Having Uncommon Sense in some part of your life doesn’t guarantee success, but it sure makes success more likely, not just in a professional or money-making sense, but in other areas of your life that can bring as much or more joy, peace, or health.
I don’t do episode after episode of Uncommon Sense to try to get you to be like Jeff Bezos or Elon Musk. I do it so you can see that there are infinite ways to have Uncommon Sense — and, even more importantly, to encourage you to work hard to pass the concept along to your children, grandchildren, or anyone you live or work with.
The opposite of Uncommon Sense is Common Nonsense, and we sure have enough of that in the world, so why don’t we try something different and encourage thinking, thinking ahead, and striving for Uncommon Sense? Maybe with that approach humanity will get a better result! And that explains my mission in life: to get people to think more.
So if you don’t “feel worthy” of the kind of people I talk about in these episodes, that you can’t ever hope to rub shoulders with people like that, that’s buying into Common Nonsense. And worse, that’s setting a very bad example for others: that that’s the way to live, that Common Nonsense is the best we mere ordinary folk can hope for. And that is the way that probably the majority of humans live. Yet we really can do better, and the examples I present in these episodes are just that: examples of doing much better — which you can use to stimulate ideas, not try to somehow reproduce their results.

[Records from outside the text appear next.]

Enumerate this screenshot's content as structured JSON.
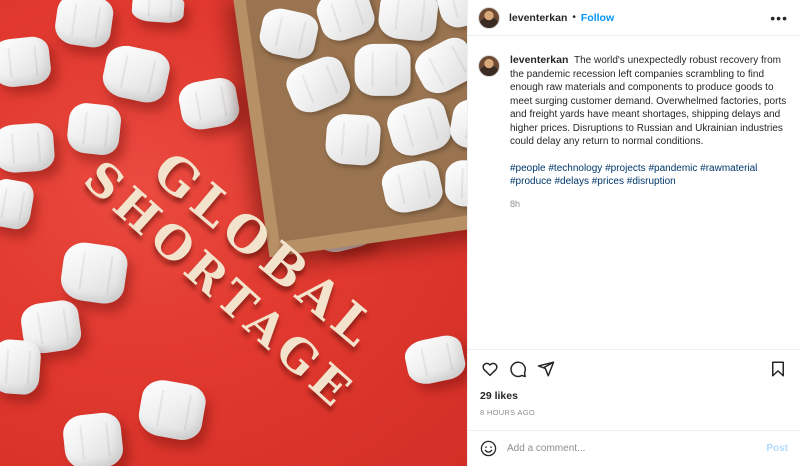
{
  "photo": {
    "headline_line1": "GLOBAL",
    "headline_line2": "SHORTAGE",
    "background_color": "#e23a30"
  },
  "header": {
    "username": "leventerkan",
    "separator": "•",
    "follow_label": "Follow",
    "more_icon": "more-horizontal-icon"
  },
  "caption": {
    "username": "leventerkan",
    "text": "The world's unexpectedly robust recovery from the pandemic recession left companies scrambling to find enough raw materials and components to produce goods to meet surging customer demand. Overwhelmed factories, ports and freight yards have meant shortages, shipping delays and higher prices. Disruptions to Russian and Ukrainian industries could delay any return to normal conditions.",
    "hashtags": [
      "#people",
      "#technology",
      "#projects",
      "#pandemic",
      "#rawmaterial",
      "#produce",
      "#delays",
      "#prices",
      "#disruption"
    ],
    "time": "8h"
  },
  "actions": {
    "icons": [
      "heart-icon",
      "comment-icon",
      "share-icon",
      "bookmark-icon"
    ],
    "likes": "29 likes",
    "post_time": "8 HOURS AGO"
  },
  "comment_box": {
    "emoji_icon": "emoji-icon",
    "placeholder": "Add a comment...",
    "post_label": "Post"
  },
  "colors": {
    "accent": "#0095f6",
    "hashtag": "#00376b",
    "post_disabled": "#b3dbff",
    "muted": "#8e8e8e"
  }
}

Some episodes are even explicit about that, such as Episode 15, “Keeping Your Eyes on the Prize”, which talked about a totally ordinary guy who did something extraordinary with his life. Episode 17, “Developing Uncommon Sense”, talks about how you can do just that: develop Uncommon Sense. And Episode 19, “How to be Happier” — well, that title is pretty self-explanatory! And there are more.
Uncommon Sense isn’t something only extraordinary people have. It’s how ordinary people become extraordinary. You don’t have to strive to become some huge financial success story, but if you pass Uncommon Sense down to the next generation, well, that’s true success in my eyes right there.

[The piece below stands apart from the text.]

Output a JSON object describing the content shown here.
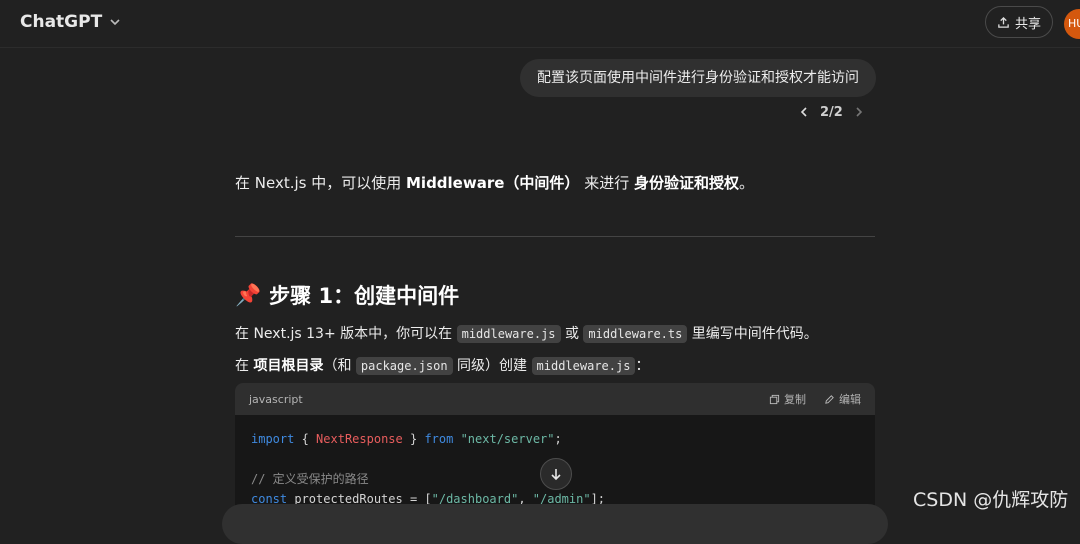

And it starts with rejecting the sort of Common Nonsense we see all around us as a way to live; the sort of obliviots you read about in This is True stories. And I know you can do that, since you listen to these episodes.
It’s a great first step that you probably did long ago. It’s time to take another step down that path — and, if nothing else, to pass the idea along.
The Show Page for this episode is thisistrue.com/podcast72, where you’ll find links to the episodes I mentioned, a link for a rundown of all the episodes (here’s a hint: that’s not just on every Show Page, but on every page: just click “Podcast” in the navigation at the top), and a place to comment.
I’m Randy Cassingham … and I’ll talk at you later.